Bu mücadeleyi sadece zabıtanın yürütmesi güçtü. Polisten yardım istemek gerekiyordu. Ankara Emniyet Müdürlüğü Güvenlik Şube Müdürlüğü de yardımını esirgemedi. ‘Maskeli Leydi'yi basan matbaalardan biri belirlendi ve iki bin kitap ele geçirildi. Ruhsatı bile olmayan matbaacı Savaş Kör hakkında dava açıldı.
Ancak bu sorunu çözmeye yetmedi. Çalıntı kitapların ardı arkası kesilmiyordu. Önce dördüncü baskı taklit ediliyor; onu altı ve sekizinci baskılar izliyordu. ‘Korsan kitap şebekesi' işbaşındaydı!
‘‘Takibi şikayete bağlı suç’’ kavramıyla tam da bu noktada tanıştım. Polisin kitap hırsızlarına karşı işlem yapabilmesi için Cumhuriyet Başsavcılığı'na dilekçe verilmesi gerekiyordu! Yoksa polisler, ‘üzerlerine vazife olmayan işi kovalayan işgüzar' durumuna düşüyorlardı. Savcılar, yazarın ya da yayıncının şikayet dilekçesi yoksa ‘takipsizlik kararı' verip; kitapları da ‘korsan sahibine' iade etmek zorunda kalıyorlardı! Örneğin Ahmet Altan, son anda haberdar edilip, şikayet dilekçesi alınamasaydı, iki bin kadar sahte ‘Kılıç Yarası Gibi' de aynı akıbete maruz kalacaktı!
Dilekçenin de kuralları vardı ve somut olmak zorundaydı. Kim nerede basıyor, onu dilekçeye yazmak zorundaydınız! Yani yazar ve yayınevi, dedektiflik yaparak, kitaplarını çalıp basanların adlarını, adreslerini bulmak zorundaydı! ‘‘Kitabımı çalıyorlar; bakın buralarda satıyorlar’’ demek, asla yetmiyordu!
Çünkü Türk Ceza Yasası da ‘Korsan kitapçılığı', ‘hırsızlık' olarak görmüyor; birkaç dilim baklava çalan çocukların yıllarca hapse atılmasını sağlayan yasa maddeleri; trilyonlarca lira ciro yapan ‘korsan kitap mafyası'nı kapsamıyor! Hırsızlık maddesinde ‘kitap çalmak' sözcüğü yok...

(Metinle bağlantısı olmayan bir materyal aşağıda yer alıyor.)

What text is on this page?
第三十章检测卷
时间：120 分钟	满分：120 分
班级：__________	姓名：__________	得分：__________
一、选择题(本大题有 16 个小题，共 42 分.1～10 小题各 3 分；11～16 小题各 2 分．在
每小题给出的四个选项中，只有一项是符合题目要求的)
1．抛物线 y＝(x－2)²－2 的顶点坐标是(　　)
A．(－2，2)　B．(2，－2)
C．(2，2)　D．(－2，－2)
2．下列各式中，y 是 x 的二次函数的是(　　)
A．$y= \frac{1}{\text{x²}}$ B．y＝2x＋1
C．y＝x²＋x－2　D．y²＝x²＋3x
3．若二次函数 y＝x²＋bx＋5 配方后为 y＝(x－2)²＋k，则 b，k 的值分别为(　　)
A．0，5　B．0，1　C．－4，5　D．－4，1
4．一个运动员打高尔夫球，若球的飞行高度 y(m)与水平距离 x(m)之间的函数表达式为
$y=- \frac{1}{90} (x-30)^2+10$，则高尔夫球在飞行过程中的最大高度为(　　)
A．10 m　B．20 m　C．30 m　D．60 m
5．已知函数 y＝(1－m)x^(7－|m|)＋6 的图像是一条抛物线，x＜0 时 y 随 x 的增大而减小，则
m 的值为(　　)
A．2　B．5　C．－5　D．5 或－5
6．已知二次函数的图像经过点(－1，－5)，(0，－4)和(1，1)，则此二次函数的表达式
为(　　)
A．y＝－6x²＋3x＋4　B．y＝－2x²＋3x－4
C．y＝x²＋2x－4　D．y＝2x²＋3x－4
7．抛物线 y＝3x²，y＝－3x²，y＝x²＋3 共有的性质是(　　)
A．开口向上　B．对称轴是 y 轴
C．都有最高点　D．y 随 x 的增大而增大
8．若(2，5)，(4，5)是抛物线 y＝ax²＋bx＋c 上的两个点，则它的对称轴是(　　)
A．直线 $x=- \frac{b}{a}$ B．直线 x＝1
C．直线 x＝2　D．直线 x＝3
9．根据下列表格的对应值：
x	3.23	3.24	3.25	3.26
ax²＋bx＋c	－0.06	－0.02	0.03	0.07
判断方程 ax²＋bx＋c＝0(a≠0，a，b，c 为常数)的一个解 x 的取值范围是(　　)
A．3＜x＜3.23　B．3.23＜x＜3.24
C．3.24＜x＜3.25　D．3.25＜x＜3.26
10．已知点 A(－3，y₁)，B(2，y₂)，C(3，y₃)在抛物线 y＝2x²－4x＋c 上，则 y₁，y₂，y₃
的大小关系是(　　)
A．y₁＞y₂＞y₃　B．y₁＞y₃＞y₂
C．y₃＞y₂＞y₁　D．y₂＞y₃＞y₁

Bu da tüm olup bitenler gibi anlaşılır bir şey mi? Kitabımı, emeğimi yani beynimi çalmaları çok normal birşey de ben mi abartıyorum yoksa?

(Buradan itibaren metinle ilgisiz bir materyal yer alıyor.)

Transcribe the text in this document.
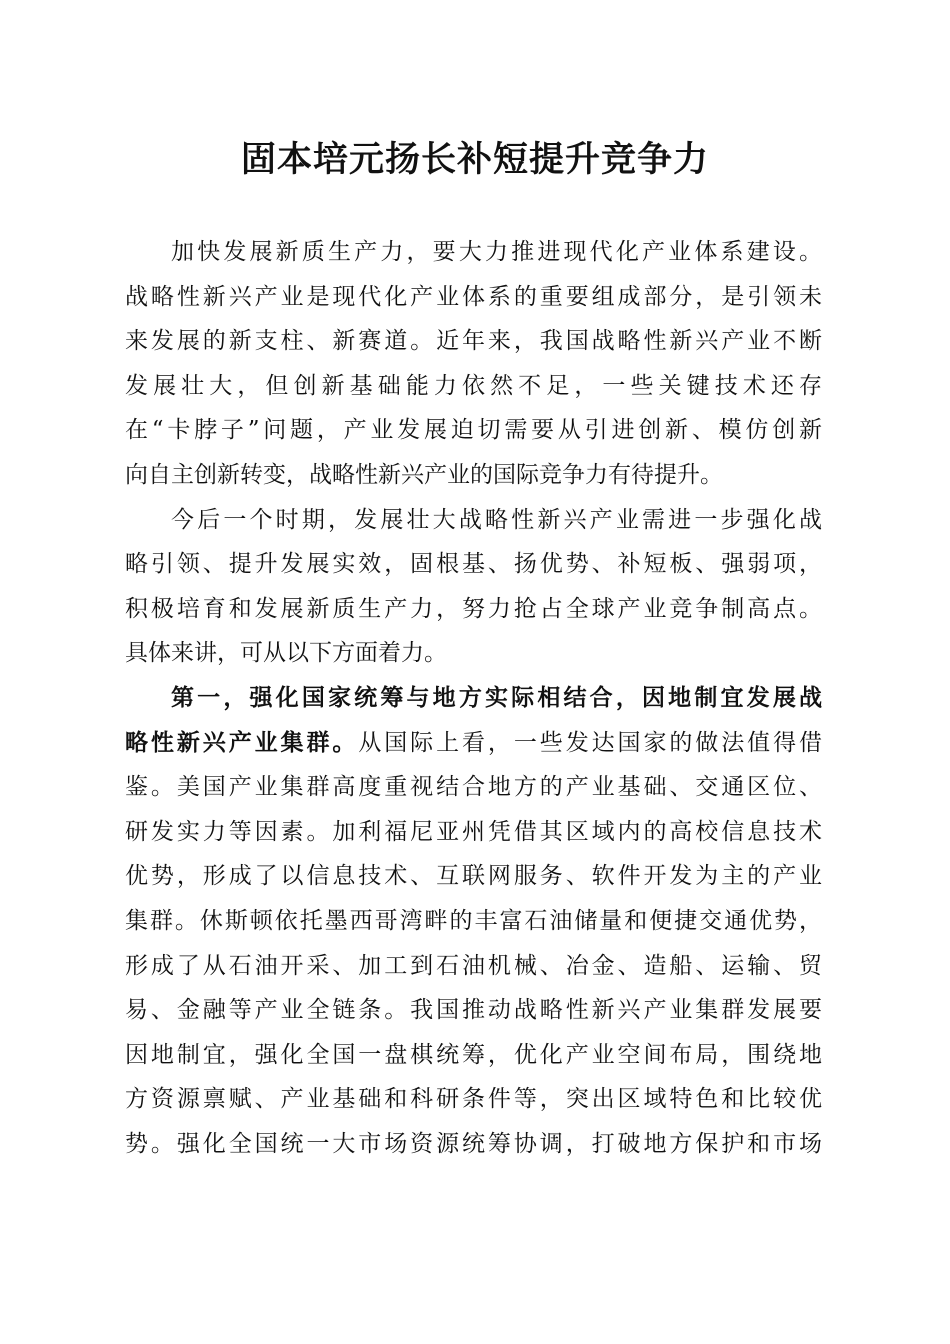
固本培元扬长补短提升竞争力
加快发展新质生产力，要大力推进现代化产业体系建设。
战略性新兴产业是现代化产业体系的重要组成部分，是引领未
来发展的新支柱、新赛道。近年来，我国战略性新兴产业不断
发展壮大，但创新基础能力依然不足，一些关键技术还存
在“卡脖子”问题，产业发展迫切需要从引进创新、模仿创新
向自主创新转变，战略性新兴产业的国际竞争力有待提升。
今后一个时期，发展壮大战略性新兴产业需进一步强化战
略引领、提升发展实效，固根基、扬优势、补短板、强弱项，
积极培育和发展新质生产力，努力抢占全球产业竞争制高点。
具体来讲，可从以下方面着力。
第一，强化国家统筹与地方实际相结合，因地制宜发展战
略性新兴产业集群。从国际上看，一些发达国家的做法值得借
鉴。美国产业集群高度重视结合地方的产业基础、交通区位、
研发实力等因素。加利福尼亚州凭借其区域内的高校信息技术
优势，形成了以信息技术、互联网服务、软件开发为主的产业
集群。休斯顿依托墨西哥湾畔的丰富石油储量和便捷交通优势，
形成了从石油开采、加工到石油机械、冶金、造船、运输、贸
易、金融等产业全链条。我国推动战略性新兴产业集群发展要
因地制宜，强化全国一盘棋统筹，优化产业空间布局，围绕地
方资源禀赋、产业基础和科研条件等，突出区域特色和比较优
势。强化全国统一大市场资源统筹协调，打破地方保护和市场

Hırsızlar neden ucuz kitap satıyor
Türkiye Yayıncılar Birliği Kültür Yayıncıları Komisyonu'nun ‘‘Korsan kitaplar’’ konusunda hazırladığı dosyada, ‘‘korsan kitap pastasının yılda 10 milyon doları bulduğu’’ vurgulandı. Dosyada, hırsızların kitapları yayıncısından daha ucuza satabilmelerinin nedenleri şöyle sıralandı:
Korsan üretim yapanların piyasaya sürdüğü her kitapta, legal baskıda kapak fiyatının en az yarısını oluşturan bir gider yükü eksiktir. (‘‘Yayınevleri fahiş fiyat koyuyor, kitap pahalı biz ucuza mal edip yarı fiyatına satıyoruz’’ diyebilme yüzsüzlüğünün izahı da buradadır).

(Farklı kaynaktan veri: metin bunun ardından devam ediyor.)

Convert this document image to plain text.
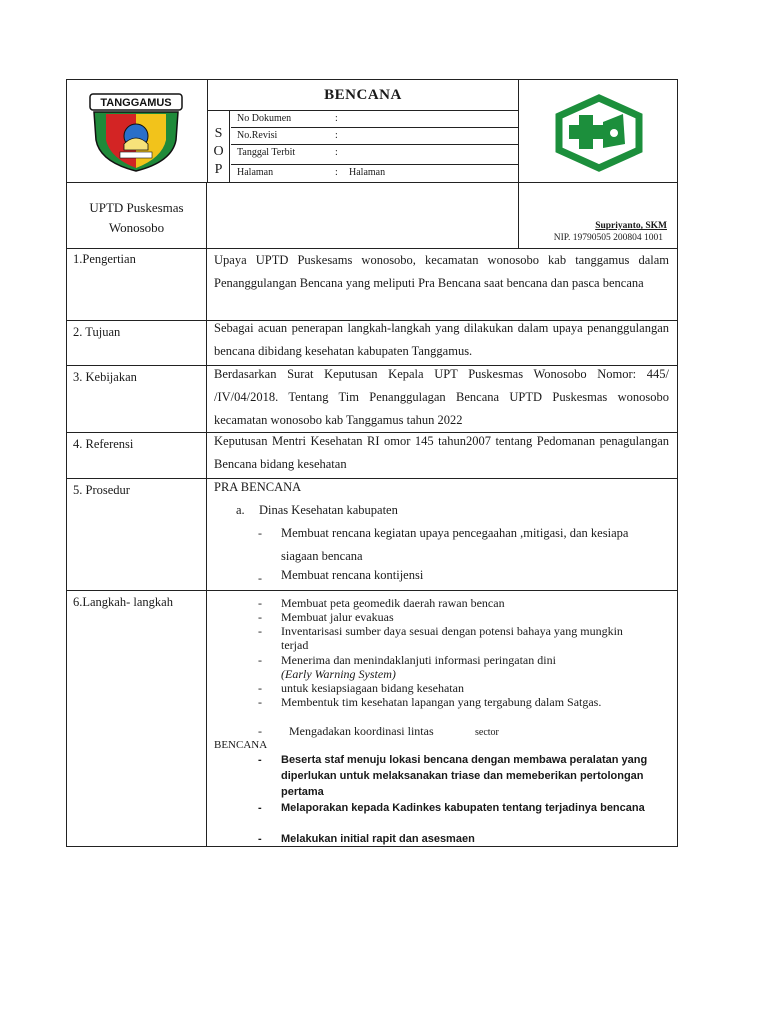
TANGGAMUS	BENCANA
S
O
P
No Dokumen	:
No.Revisi	:
Tanggal Terbit	:
Halaman	: Halaman
UPTD Puskesmas
Wonosobo	Supriyanto, SKM
NIP. 19790505 200804 1001
1.Pengertian	Upaya UPTD Puskesams wonosobo, kecamatan wonosobo kab tanggamus dalam Penanggulangan Bencana yang meliputi Pra Bencana saat bencana dan pasca bencana
2. Tujuan	Sebagai acuan penerapan langkah-langkah yang dilakukan dalam upaya penanggulangan bencana dibidang kesehatan kabupaten Tanggamus.
3. Kebijakan	Berdasarkan Surat Keputusan Kepala UPT Puskesmas Wonosobo Nomor: 445/ /IV/04/2018. Tentang Tim Penanggulagan Bencana UPTD Puskesmas wonosobo kecamatan wonosobo kab Tanggamus tahun 2022
4. Referensi	Keputusan Mentri Kesehatan RI omor 145 tahun2007 tentang Pedomanan penagulangan Bencana bidang kesehatan
5. Prosedur	PRA BENCANA
a. Dinas Kesehatan kabupaten
- Membuat rencana kegiatan upaya pencegaahan ,mitigasi, dan kesiapa siagaan bencana
- Membuat rencana kontijensi
6.Langkah- langkah	- Membuat peta geomedik daerah rawan bencan
- Membuat jalur evakuas
- Inventarisasi sumber daya sesuai dengan potensi bahaya yang mungkin terjad
- Menerima dan menindaklanjuti informasi peringatan dini
(Early Warning System)
- untuk kesiapsiagaan bidang kesehatan
- Membentuk tim kesehatan lapangan yang tergabung dalam Satgas.
- Mengadakan koordinasi lintas	sector
BENCANA
- Beserta staf menuju lokasi bencana dengan membawa peralatan yang diperlukan untuk melaksanakan triase dan memeberikan pertolongan pertama
- Melaporakan kepada Kadinkes kabupaten tentang terjadinya bencana
- Melakukan initial rapit dan asesmaen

KDV ve kurumlar veya gelir vergisi ve işveren sigorta hissesini ödeme yükümlülüğü olmayan korsan yayıncı, legal yayıncının her yıl bir kısmını da peşin olarak ödediği vergi ve primlerden dolayı maruz kaldığı periyodik nakit sıkışıklıklarına maruz kalmaz.
İmalat maliyeti kadar tutan ve çok satan yazarlara kısmen avans olarak ödenen telif haklarıyla ilgisi olmadığından daha başlangıçta korsan yayıncının maliyeti ve nakit çıkışı yarıya iner.
Korsan piyasasında tüm ödemeler nakit ve peşin olduğundan, korsan yayıncının, ortalama dört ay vadeyle tahsilat yapabilen legal yayıncıya nazaran dört aylık banka kredi faizi kadar bir üstünlüğü daha vardır.
Legal yayıncının en büyük risk kalemini oluşturan iadeler ve dağıtılmayan kitaplar, çok kritik bir unsur olan, stok maliyetini doğurur.
Zaten hızlı satan, satışı garantili kitapları basan korsanlarda iade veya satmama riski sıfırdır. Dolayısıyla stok maliyeti de sıfırdır.
Hızlı satan bir kitabın yayıncısına, en az bir yıl sonra bir milyar lira kalırken, aynı kitabın aynı miktarda korsan baskısını yapıp satanların hayli kısa sürede dört katı kazanç sağlaması mümkündür.